離淵笑了笑,不再多言,舉杯再次與離無極對飲了一杯,有一句每一句的閑聊著。
可是不知為何,離無極總覺得今日的離淵有些反常,好像刻意在試探著什麼,又像是在隱藏著什麼。
正在這時,敲門聲傳來,曹子安出現在了門口。
「公子,蕭弘興來了,看樣子好像是很急,似乎是出了什麼事。」
曹子安拱手沖著麟王和離無極分別行了一禮,然後認真的看著離無極說道。
听到曹子安的話,離無極不由得皺了皺眉頭。
「公子若有事需要處理,去便是了,不礙事。」
離淵笑了笑,揮了揮手說道。
「也好,王爺稍後,在下去去便來。」
離無極點了點頭,拱手一禮,緩緩說道。
「公子請便。」
離淵擺了擺手,說完便開始自顧自的喝起了酒。
離無極沒有多言,起身離開了包廂。
走廊中,蕭弘興正在來回踱著步子,面露焦急之色。
「出事了?」
離無極快步來到走廊中,看到蕭弘興之後,直接開口問道。
「公子,的確是出了點事。」
蕭弘興恭敬地行了一禮,低聲說道。
「何事?說!」
離無極抬手示意著說道。
「公子,在下打理的一間藥鋪近日突然丟了一批貨,本不想麻煩公子,想著自己解決,可是幾日過去了依舊一籌莫展。」
「眼瞅著交貨之期將至,新的貨源還未尋到,萬般無奈之下,只好前來麻煩公子了。
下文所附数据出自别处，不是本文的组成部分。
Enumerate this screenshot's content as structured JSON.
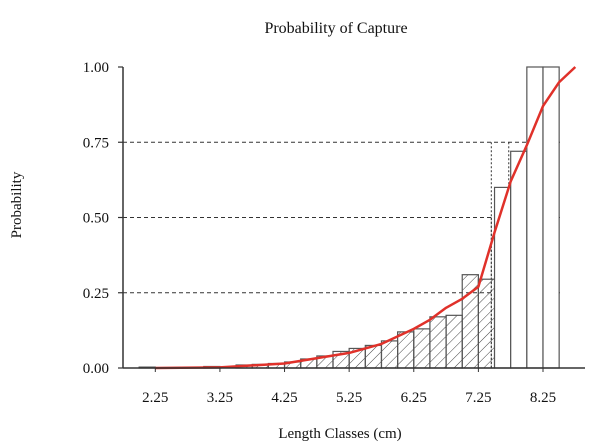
{
  "chart_data": {
    "type": "bar",
    "title": "Probability of Capture",
    "xlabel": "Length Classes (cm)",
    "ylabel": "Probability",
    "xlim": [
      1.75,
      8.9
    ],
    "ylim": [
      0,
      1
    ],
    "x_ticks": [
      "2.25",
      "3.25",
      "4.25",
      "5.25",
      "6.25",
      "7.25",
      "8.25"
    ],
    "y_ticks": [
      "0.00",
      "0.25",
      "0.50",
      "0.75",
      "1.00"
    ],
    "reference_lines": [
      0.25,
      0.5,
      0.75
    ],
    "bin_width": 0.25,
    "bars": {
      "x": [
        2.125,
        3.125,
        3.625,
        3.875,
        4.125,
        4.375,
        4.625,
        4.875,
        5.125,
        5.375,
        5.625,
        5.875,
        6.125,
        6.375,
        6.625,
        6.875,
        7.125,
        7.375,
        7.625,
        7.875,
        8.125,
        8.375
      ],
      "values": [
        0.003,
        0.005,
        0.01,
        0.012,
        0.015,
        0.02,
        0.03,
        0.04,
        0.055,
        0.065,
        0.075,
        0.09,
        0.12,
        0.13,
        0.17,
        0.175,
        0.31,
        0.295,
        0.6,
        0.72,
        1.0,
        1.0
      ]
    },
    "curve": {
      "x": [
        2.25,
        3.25,
        4.25,
        5.25,
        5.75,
        6.25,
        6.5,
        6.75,
        7.0,
        7.25,
        7.5,
        7.75,
        8.0,
        8.25,
        8.5,
        8.75
      ],
      "values": [
        0.0,
        0.002,
        0.015,
        0.05,
        0.08,
        0.13,
        0.16,
        0.2,
        0.23,
        0.27,
        0.45,
        0.62,
        0.74,
        0.87,
        0.95,
        1.0
      ]
    },
    "colors": {
      "curve": "#e0312a",
      "bars": "#555555",
      "axes": "#333333"
    }
  }
}
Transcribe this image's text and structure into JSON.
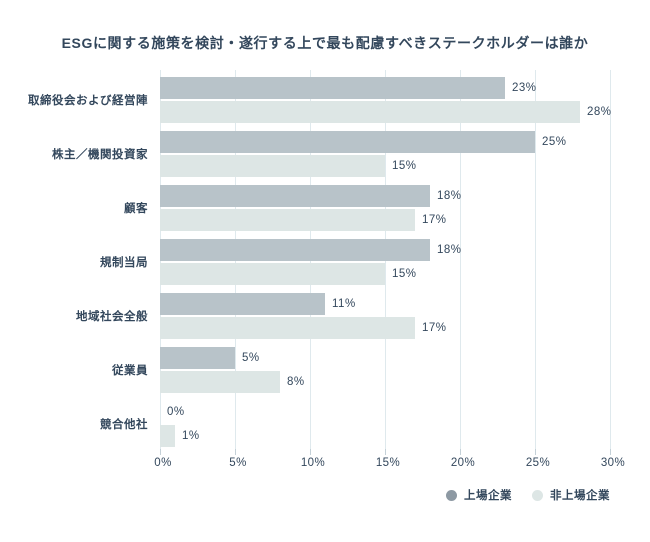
{
  "title": "ESGに関する施策を検討・遂行する上で最も配慮すべきステークホルダーは誰か",
  "colors": {
    "text": "#33475c",
    "bar_listed": "#b8c3c9",
    "bar_unlisted": "#dde6e5",
    "legend_dot_listed": "#8d99a3",
    "legend_dot_unlisted": "#dde6e5",
    "gridline": "#dfe9ed",
    "tick": "#c5d1d8",
    "background": "#ffffff"
  },
  "chart_data": {
    "type": "bar",
    "orientation": "horizontal",
    "title": "ESGに関する施策を検討・遂行する上で最も配慮すべきステークホルダーは誰か",
    "categories": [
      "取締役会および経営陣",
      "株主／機関投資家",
      "顧客",
      "規制当局",
      "地域社会全般",
      "従業員",
      "競合他社"
    ],
    "series": [
      {
        "name": "上場企業",
        "values": [
          23,
          25,
          18,
          18,
          11,
          5,
          0
        ],
        "labels": [
          "23%",
          "25%",
          "18%",
          "18%",
          "11%",
          "5%",
          "0%"
        ]
      },
      {
        "name": "非上場企業",
        "values": [
          28,
          15,
          17,
          15,
          17,
          8,
          1
        ],
        "labels": [
          "28%",
          "15%",
          "17%",
          "15%",
          "17%",
          "8%",
          "1%"
        ]
      }
    ],
    "xlabel": "",
    "ylabel": "",
    "xlim": [
      0,
      30
    ],
    "x_tick_values": [
      0,
      5,
      10,
      15,
      20,
      25,
      30
    ],
    "x_tick_labels": [
      "0%",
      "5%",
      "10%",
      "15%",
      "20%",
      "25%",
      "30%"
    ],
    "grid": true,
    "legend_position": "bottom-right"
  }
}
」
蕭弘興嘆了口氣,有些自責的說道。
原本他一開始並不想讓離無極插手,想著自己能夠解決,可是幾日過去了,都營衛那邊一直沒有消息傳來,新的貨源也未找到,只好硬著頭皮來求離無極幫忙。
說到底,他只是一介書生,讓他吟詩作對或許擅長,打理生意並非他的長項。
「在什麼地方丟的?怎麼丟的?」
離無極皺了皺眉頭,沉聲問道。
「晉陵城境內,被山匪劫了,還死了人」
蕭弘興咽了咽口水,遲疑著答道。